Another thing about humans is, we find it the hardest to take those first steps. And the steps after that, well … forget it, not gonna happen! That’s why those psychologists call it the intention-behaviour gap! (Which basically means, we have the intention to do something but our behaviour suggests otherwise.)
Peter Gollwitzer and some other researchers at NYU released a paper a few year ago entitled, “When Intentions Go Public: Does Social Reality Widen the Intention-Behavior Gap?” In this paper, they detail the findings of their research on the effects of announcing one’s goals on the intention-behaviour gap.
In the experiments they conducted, they asked a group of people to define a goal they’d like to achieve. For the experiment, they would be given 45 minutes to work on the goal. Here’s the play: half of the group announced their goals to the room, while the other half kept their traps shut.
The results were pretty astounding.
The group that didn’t say anything tended to work for the entire 45 minutes, and when asked about their progress, they said they had a lot more work to do until they were done. However, the group that announced their goal quit after only 33 minutes on average, and they tended to say they felt much closer to completing the goal.
See, when you announce your goal to someone and they affirm it, you feel good. You feel like you’ve actually taken a step towards the goal. It gives you some satisfaction. This is called a social reality. The affirmation of your goal by people whose respect your desire actually makes you feel like you’ve somewhat achieved it, even though you haven’t done shit.

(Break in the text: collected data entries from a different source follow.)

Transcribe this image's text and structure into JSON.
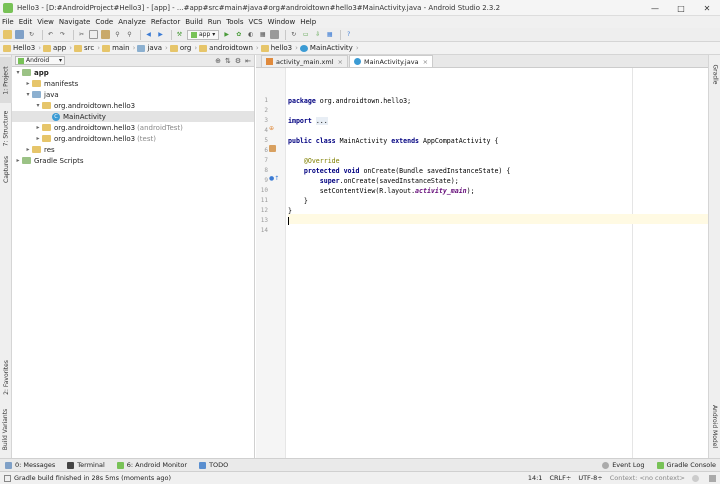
{
  "window": {
    "title": "Hello3 - [D:#AndroidProject#Hello3] - [app] - ...#app#src#main#java#org#androidtown#hello3#MainActivity.java - Android Studio 2.3.2"
  },
  "menu": [
    "File",
    "Edit",
    "View",
    "Navigate",
    "Code",
    "Analyze",
    "Refactor",
    "Build",
    "Run",
    "Tools",
    "VCS",
    "Window",
    "Help"
  ],
  "toolbar": {
    "run_config": "app"
  },
  "breadcrumbs": [
    "Hello3",
    "app",
    "src",
    "main",
    "java",
    "org",
    "androidtown",
    "hello3",
    "MainActivity"
  ],
  "left_tabs": [
    "1: Project",
    "7: Structure",
    "Captures",
    "2: Favorites",
    "Build Variants"
  ],
  "right_tabs": [
    "Gradle",
    "Android Model"
  ],
  "project": {
    "view_mode": "Android",
    "tree": [
      {
        "label": "app",
        "note": "",
        "bold": true
      },
      {
        "label": "manifests",
        "note": ""
      },
      {
        "label": "java",
        "note": ""
      },
      {
        "label": "org.androidtown.hello3",
        "note": ""
      },
      {
        "label": "MainActivity",
        "note": ""
      },
      {
        "label": "org.androidtown.hello3",
        "note": "(androidTest)"
      },
      {
        "label": "org.androidtown.hello3",
        "note": "(test)"
      },
      {
        "label": "res",
        "note": ""
      },
      {
        "label": "Gradle Scripts",
        "note": ""
      }
    ]
  },
  "editor": {
    "tabs": [
      "activity_main.xml",
      "MainActivity.java"
    ],
    "line_numbers": [
      "1",
      "2",
      "3",
      "4",
      "5",
      "6",
      "7",
      "8",
      "9",
      "10",
      "11",
      "12",
      "13",
      "14"
    ]
  },
  "bottom_tools": [
    "0: Messages",
    "Terminal",
    "6: Android Monitor",
    "TODO"
  ],
  "bottom_right_tools": [
    "Event Log",
    "Gradle Console"
  ],
  "status": {
    "message": "Gradle build finished in 28s 5ms (moments ago)",
    "position": "14:1",
    "line_sep": "CRLF÷",
    "encoding": "UTF-8÷",
    "context": "Context: <no context>"
  },
  "colors": {
    "accent": "#3b9bd4",
    "current_line": "#fffae3",
    "keyword": "#000080",
    "annotation": "#808000"
  }
}
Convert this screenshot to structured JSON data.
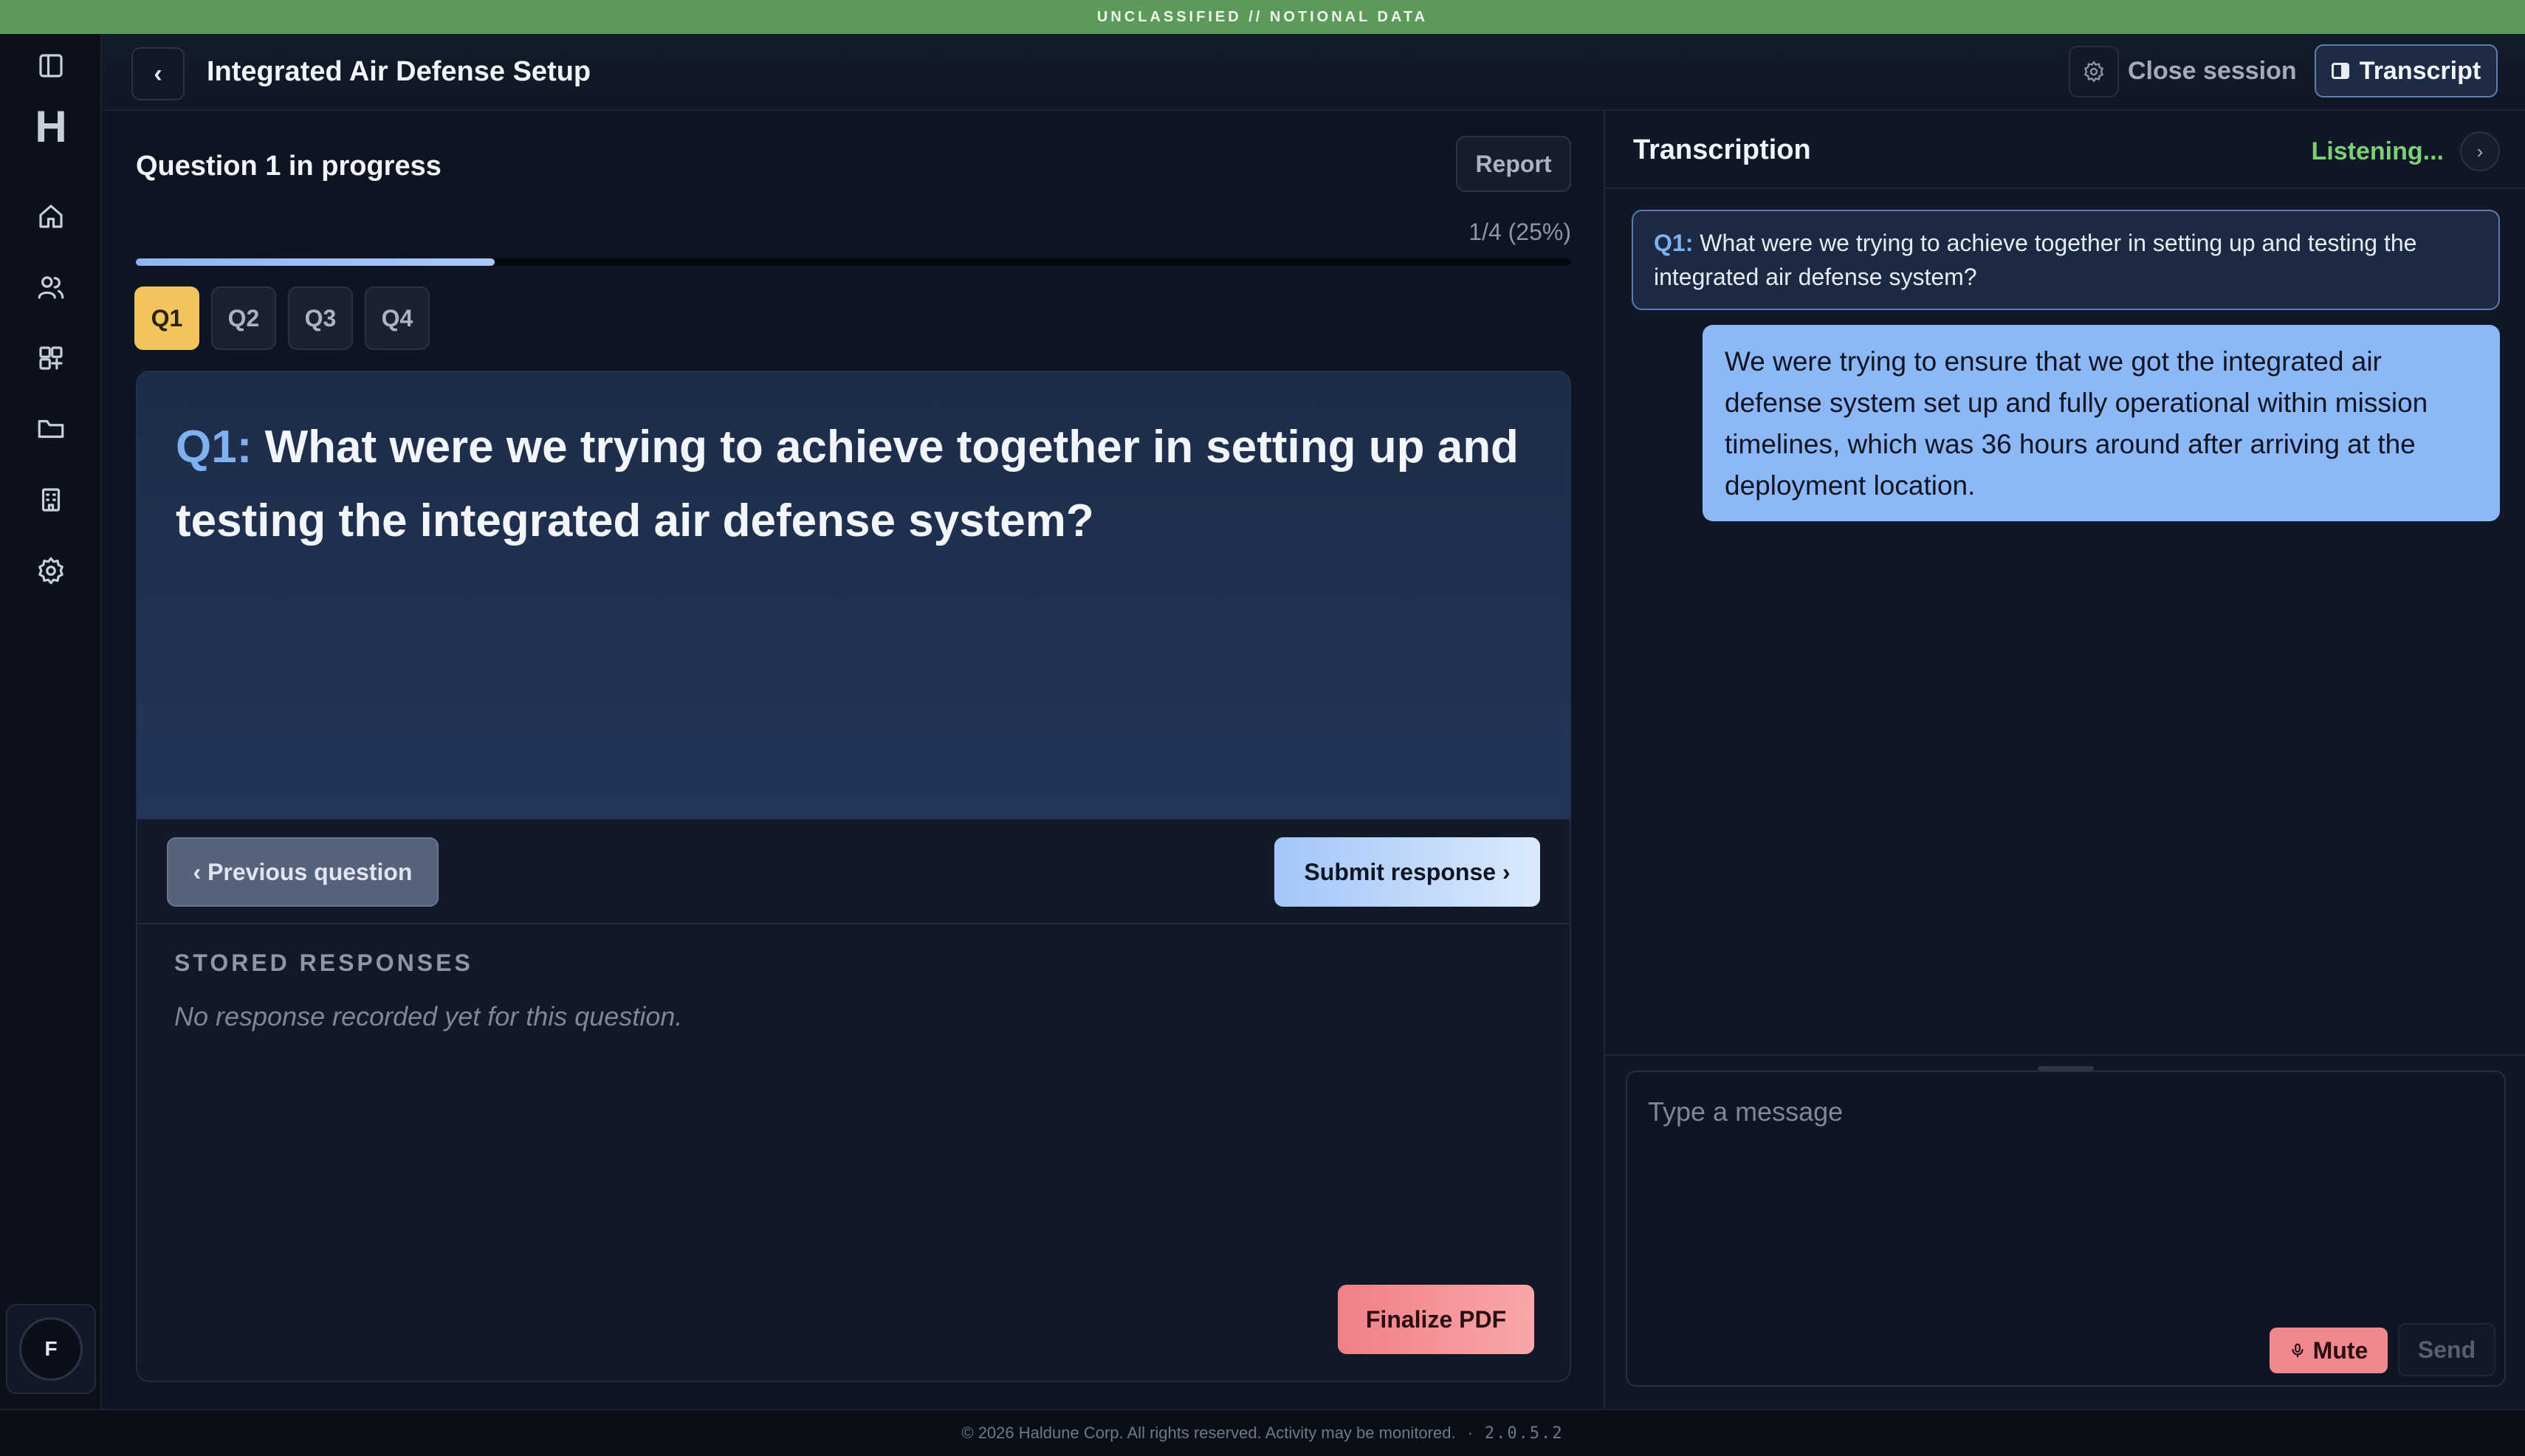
{
  "classification_banner": "UNCLASSIFIED // NOTIONAL DATA",
  "sidebar": {
    "logo": "H",
    "icons": [
      "panel-toggle-icon",
      "home-icon",
      "users-icon",
      "modules-icon",
      "folder-icon",
      "building-icon",
      "settings-icon"
    ],
    "avatar_initial": "F"
  },
  "header": {
    "back_label": "‹",
    "title": "Integrated Air Defense Setup",
    "close_session_label": "Close session",
    "transcript_label": "Transcript"
  },
  "question_panel": {
    "status_title": "Question 1 in progress",
    "report_label": "Report",
    "progress_text": "1/4 (25%)",
    "progress_fraction": 0.25,
    "tabs": [
      {
        "label": "Q1",
        "active": true
      },
      {
        "label": "Q2",
        "active": false
      },
      {
        "label": "Q3",
        "active": false
      },
      {
        "label": "Q4",
        "active": false
      }
    ],
    "question_number": "Q1:",
    "question_text": "What were we trying to achieve together in setting up and testing the integrated air defense system?",
    "previous_label": "‹ Previous question",
    "submit_label": "Submit response ›",
    "stored_title": "STORED RESPONSES",
    "stored_empty": "No response recorded yet for this question.",
    "finalize_label": "Finalize PDF"
  },
  "transcription": {
    "title": "Transcription",
    "status": "Listening...",
    "chevron": "›",
    "question_bubble_number": "Q1:",
    "question_bubble_text": "What were we trying to achieve together in setting up and testing the integrated air defense system?",
    "answer_text": "We were trying to ensure that we got the integrated air defense system set up and fully operational within mission timelines, which was 36 hours around after arriving at the deployment location.",
    "input_placeholder": "Type a message",
    "mute_label": "Mute",
    "send_label": "Send"
  },
  "footer": {
    "copyright": "© 2026 Haldune Corp. All rights reserved. Activity may be monitored.",
    "separator": "·",
    "version": "2.0.5.2"
  },
  "colors": {
    "banner": "#5c9a5c",
    "accent_blue": "#8db8f7",
    "active_tab": "#f1c55c",
    "listening": "#7ccf74",
    "danger": "#f08890"
  }
}
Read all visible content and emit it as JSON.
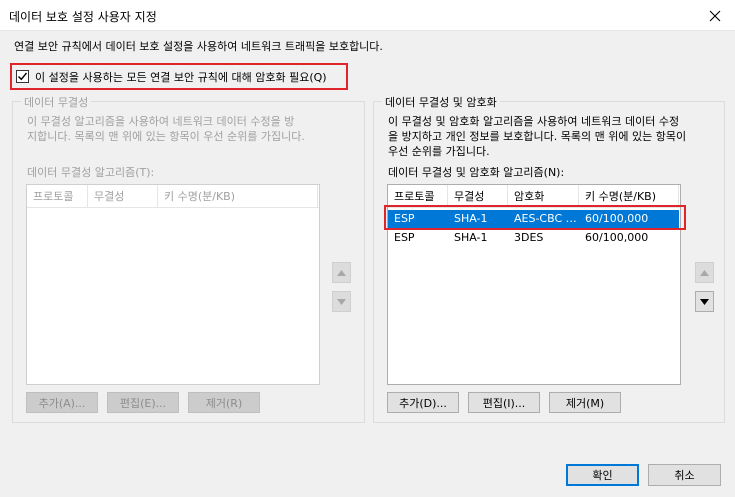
{
  "window": {
    "title": "데이터 보호 설정 사용자 지정",
    "close_icon": "close-icon"
  },
  "description": "연결 보안 규칙에서 데이터 보호 설정을 사용하여 네트워크 트래픽을 보호합니다.",
  "require_encryption": {
    "label": "이 설정을 사용하는 모든 연결 보안 규칙에 대해 암호화 필요(Q)",
    "checked": true
  },
  "integrity_group": {
    "title": "데이터 무결성",
    "text_line1": "이 무결성 알고리즘을 사용하여 네트워크 데이터 수정을 방",
    "text_line2": "지합니다. 목록의 맨 위에 있는 항목이 우선 순위를 가집니다.",
    "list_label": "데이터 무결성 알고리즘(T):",
    "columns": [
      "프로토콜",
      "무결성",
      "키 수명(분/KB)"
    ],
    "buttons": {
      "add": "추가(A)...",
      "edit": "편집(E)...",
      "remove": "제거(R)"
    }
  },
  "encryption_group": {
    "title": "데이터 무결성 및 암호화",
    "text_line1": "이 무결성 및 암호화 알고리즘을 사용하여 네트워크 데이터 수정",
    "text_line2": "을 방지하고 개인 정보를 보호합니다. 목록의 맨 위에 있는 항목이",
    "text_line3": "우선 순위를 가집니다.",
    "list_label": "데이터 무결성 및 암호화 알고리즘(N):",
    "columns": [
      "프로토콜",
      "무결성",
      "암호화",
      "키 수명(분/KB)"
    ],
    "rows": [
      {
        "protocol": "ESP",
        "integrity": "SHA-1",
        "encryption": "AES-CBC 256",
        "lifetime": "60/100,000",
        "selected": true
      },
      {
        "protocol": "ESP",
        "integrity": "SHA-1",
        "encryption": "3DES",
        "lifetime": "60/100,000",
        "selected": false
      }
    ],
    "buttons": {
      "add": "추가(D)...",
      "edit": "편집(I)...",
      "remove": "제거(M)"
    }
  },
  "footer": {
    "ok": "확인",
    "cancel": "취소"
  },
  "colors": {
    "highlight": "#e0242b",
    "selection": "#0078d7"
  }
}
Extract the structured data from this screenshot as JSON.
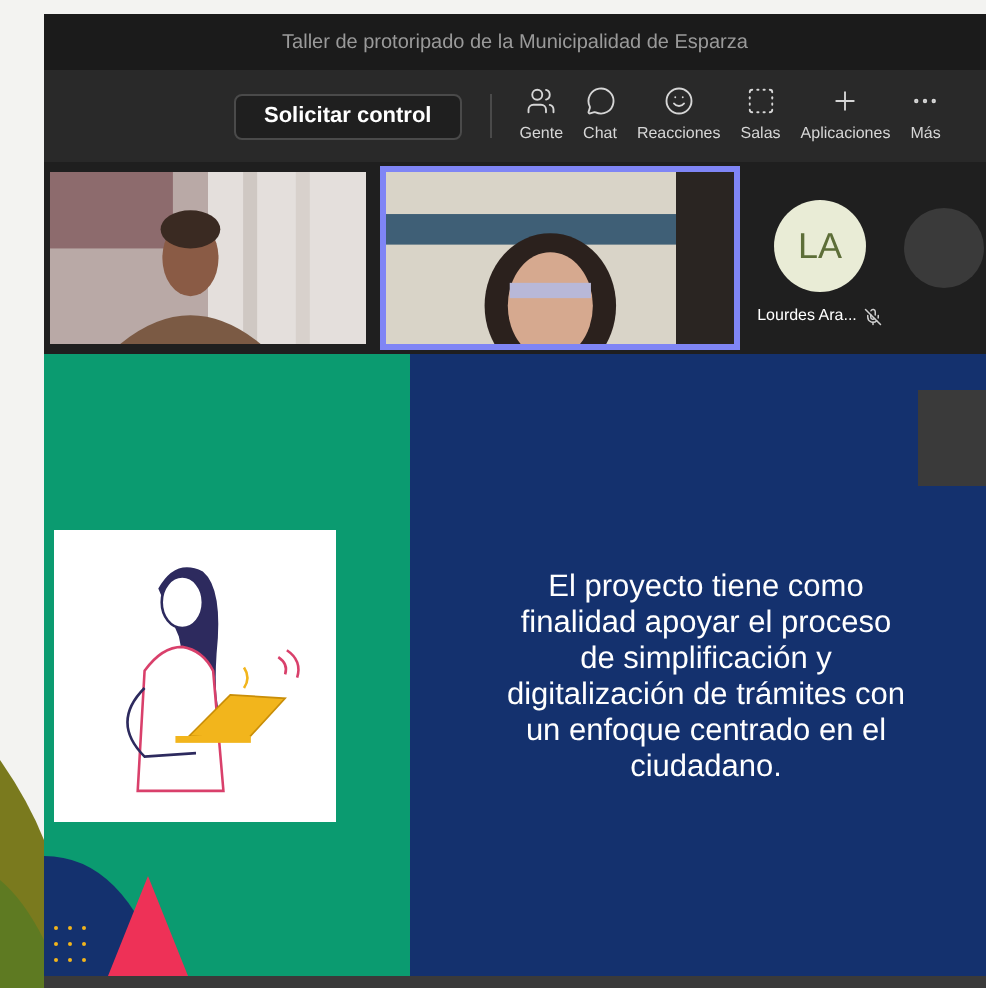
{
  "window": {
    "title": "Taller de protoripado de la Municipalidad de Esparza"
  },
  "toolbar": {
    "request_button": "Solicitar control",
    "tools": [
      {
        "label": "Gente"
      },
      {
        "label": "Chat"
      },
      {
        "label": "Reacciones"
      },
      {
        "label": "Salas"
      },
      {
        "label": "Aplicaciones"
      },
      {
        "label": "Más"
      }
    ]
  },
  "participants": [
    {
      "kind": "video",
      "selected": false
    },
    {
      "kind": "video",
      "selected": true
    },
    {
      "kind": "avatar",
      "initials": "LA",
      "name": "Lourdes Ara...",
      "muted": true
    },
    {
      "kind": "more"
    }
  ],
  "slide": {
    "text": "El proyecto tiene como finalidad apoyar el proceso de simplificación y digitalización de trámites con un enfoque centrado en el ciudadano."
  }
}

Check out this video of Derek Sivers, who clearly knows what he’s talking about:
Derek Sivers: “It may seem unnatural to keep your intentions and plans private, but try it. If you do tell a friend, make sure not to say it as a satisfaction (“I’ve joined a gym and bought running shoes. I’m going to do it!”), but as dissatisfaction (“I want to lose 20 pounds, so kick my ass if I don’t, OK?”) “
Have your learned something new today? I sure have. Are you going to follow this from now on?